Simultaneous alignment of short reads against multiple genomes

Abstract

Genome resequencing with short reads generally relies on alignments against a single reference. GenomeMapper supports simultaneous mapping of short reads against multiple genomes by integrating related genomes (e.g., individuals of the same species) into a single graph structure. It constitutes the first approach for handling multiple references and introduces representations for alignments against complex structures. Demonstrated benefits include access to polymorphisms that cannot be identified by alignments against the reference alone. Download GenomeMapper at http://1001genomes.org.

Figure 1

Efficient alignments against multiple genomes. (a) Only reads that are sufficiently similar can be aligned against a single reference. (b) Separate alignment against multiple genomes allows access to divergent regions, but results in redundant alignments of reads that match all targets (blue). (c) Alignments against a graph index representing multiple genomes provide access to divergent regions without redundant alignments.

Figure 2

GenomeMapper's graph index structure. (a) Examples of orthologous sequences in four divergent genomes. Sequences at the beginning and end of each fragment are shared (underlaid with green boxes). Divergent regions start k-1 positions (in this case, six positions) before the first true variable position, to account for the k-mer length used for the hash-key calculation. (b) Graph structure created by these sequences, with k-mer length 7, and maximal block length of 10 (instead of 256) for reasons of illustration. The number attached to each block is its unique identifier. Note that blocks do not occupy their maximal block length after an indel, exemplified by blocks 3 and 8. Blocks 1 and 12 correspond to sequences identical in all four genomes and are present only once in the index structure. Arrows between the blocks visualize the edges between the nodes in the genome graph as they are stored in the block table [see Table S1 in Additional data file 1]. (c) Alignment of a read against the most similar genome, Genome 3, with a 2-bp insertion. Although the insertion also is observed in Genome 2, the 4-bp deletion downstream in Genome 3 makes the read more similar to it than to Genome 2. The transformed alignment of the read against the original reference sequence (Ref. seq.) includes the 4-bp deletion (as supported by Genome 3) given in parentheses (green), whereas the 2-bp insertion (which is supported neither by Genome 3 nor by the reference sequence) is annotated like a mismatch by using square brackets.

Figure 3

Performance of GenomeMapper compared with that of other short-read alignment tools. (a) Runtime, measured as wall clock time between invocation and termination of the program, averaged from 10 independent tests with different random sets of 500,000 short reads from Est-1. The worst test was excluded from average calculations. Error bars indicate standard deviation. mm, gaps, and edit refer to the maximal number of mismatches, gaps and edit operations allowed. GenomeMapper was run with four different parameter settings: the serial version; the parallel version on four cores; the serial version merely aligning NIMS of length 13 or longer; and the parallel version aligning only NIMS of length 13 or longer. SOAP was found running on up to four CPUs instead of only one CPU, as configured with the command line (option -p). (b) Average sensitivity, measured as the percentage of aligned reads. Only GenomeMapper and SOAP can perform gapped alignments. (c) Average sensitivity of alignments, allowing three gaps and four mismatches with a combined maximum of four edit operations, measured as number of reads with gapped alignments.
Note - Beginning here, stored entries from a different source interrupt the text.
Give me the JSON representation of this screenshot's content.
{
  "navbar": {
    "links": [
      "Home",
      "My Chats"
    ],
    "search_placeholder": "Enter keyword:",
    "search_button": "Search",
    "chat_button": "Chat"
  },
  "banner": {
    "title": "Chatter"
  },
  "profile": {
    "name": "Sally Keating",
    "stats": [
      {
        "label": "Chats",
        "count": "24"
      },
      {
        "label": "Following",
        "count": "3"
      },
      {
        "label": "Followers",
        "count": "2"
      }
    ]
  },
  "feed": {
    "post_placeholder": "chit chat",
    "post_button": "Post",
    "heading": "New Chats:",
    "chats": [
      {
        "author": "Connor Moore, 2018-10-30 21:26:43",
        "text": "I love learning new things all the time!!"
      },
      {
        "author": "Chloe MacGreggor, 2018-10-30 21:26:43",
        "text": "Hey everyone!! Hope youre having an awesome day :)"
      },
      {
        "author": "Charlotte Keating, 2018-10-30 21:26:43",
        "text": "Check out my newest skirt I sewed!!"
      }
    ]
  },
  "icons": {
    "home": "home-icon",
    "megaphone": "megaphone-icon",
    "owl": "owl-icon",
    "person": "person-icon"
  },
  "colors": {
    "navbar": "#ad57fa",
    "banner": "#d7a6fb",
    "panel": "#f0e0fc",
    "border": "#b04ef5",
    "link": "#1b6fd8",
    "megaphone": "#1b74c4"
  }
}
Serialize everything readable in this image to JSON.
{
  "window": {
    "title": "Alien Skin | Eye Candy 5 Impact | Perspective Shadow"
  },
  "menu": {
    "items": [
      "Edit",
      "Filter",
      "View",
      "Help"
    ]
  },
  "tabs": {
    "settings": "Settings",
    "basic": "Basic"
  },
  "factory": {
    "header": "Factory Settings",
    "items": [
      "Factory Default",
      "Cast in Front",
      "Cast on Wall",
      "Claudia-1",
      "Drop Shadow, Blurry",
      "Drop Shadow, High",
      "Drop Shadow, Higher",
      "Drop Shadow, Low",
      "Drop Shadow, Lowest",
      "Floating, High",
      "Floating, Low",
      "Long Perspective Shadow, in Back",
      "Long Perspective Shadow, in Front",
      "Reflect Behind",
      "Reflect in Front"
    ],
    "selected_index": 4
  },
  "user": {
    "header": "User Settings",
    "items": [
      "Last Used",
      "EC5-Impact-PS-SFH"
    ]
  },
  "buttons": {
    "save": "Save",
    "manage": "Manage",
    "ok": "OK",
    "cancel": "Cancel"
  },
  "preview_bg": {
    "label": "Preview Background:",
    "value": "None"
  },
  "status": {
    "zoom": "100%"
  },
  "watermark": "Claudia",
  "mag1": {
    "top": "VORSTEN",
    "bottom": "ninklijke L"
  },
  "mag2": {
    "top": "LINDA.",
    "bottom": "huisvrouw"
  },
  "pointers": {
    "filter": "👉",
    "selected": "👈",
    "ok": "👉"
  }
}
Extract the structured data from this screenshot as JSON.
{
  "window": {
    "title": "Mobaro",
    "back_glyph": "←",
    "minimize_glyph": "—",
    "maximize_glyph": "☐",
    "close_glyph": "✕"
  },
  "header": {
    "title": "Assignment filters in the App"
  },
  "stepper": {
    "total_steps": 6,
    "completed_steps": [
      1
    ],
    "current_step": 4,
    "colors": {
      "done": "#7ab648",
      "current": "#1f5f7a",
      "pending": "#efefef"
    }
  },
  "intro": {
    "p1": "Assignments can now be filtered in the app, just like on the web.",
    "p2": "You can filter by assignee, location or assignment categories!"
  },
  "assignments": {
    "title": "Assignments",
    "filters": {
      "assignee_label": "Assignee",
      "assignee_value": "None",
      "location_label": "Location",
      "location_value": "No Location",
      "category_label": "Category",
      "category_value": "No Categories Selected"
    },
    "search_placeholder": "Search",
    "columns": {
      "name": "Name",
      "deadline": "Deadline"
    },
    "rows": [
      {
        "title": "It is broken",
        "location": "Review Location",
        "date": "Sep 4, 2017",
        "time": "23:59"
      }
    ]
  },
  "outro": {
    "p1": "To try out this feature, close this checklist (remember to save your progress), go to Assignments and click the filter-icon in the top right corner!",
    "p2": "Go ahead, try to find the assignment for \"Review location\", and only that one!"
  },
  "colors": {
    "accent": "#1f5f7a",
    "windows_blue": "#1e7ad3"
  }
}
Fractions refer to the number of all reads with gapped alignments.

Figure 4

Alignments against a 17-bp insertion present in a nonreference genome. (a) Alignments of Est-1 reads against the graph of Arabidopsis chromosome 1, reference positions 20,166,584 to 20,166,747. Alignments against both the Col-0 reference and the Bur-0 variant genomes are highlighted in dark gray; alignments of reads aligning best against a single genome are highlighted in light gray. Most reads align against the Bur-0 allele, suggesting that Est-1 is more similar to Bur-0 at this locus. In particular, the 17-bp insertion found in Bur-0 is supported by the Est-1 reads. Because of the alignment constraints (maximum of four edit operations), these alignments could not have been performed against the Col-0 sequence only. Within the second divergent region, indicated by a red arrow, Bur-0 has a complex change, ACC->T, relative to Col-0, with Est-1 featuring a third allele, ACC->TA. Because this change is near the 17-bp insertion, only a subset of the alignments would have been found with single reference alignments only. For simplicity, Tsu-1, which also is included in the graph target, is not shown here. (b) Annotation of this region with respect to the Col-0 reference genome.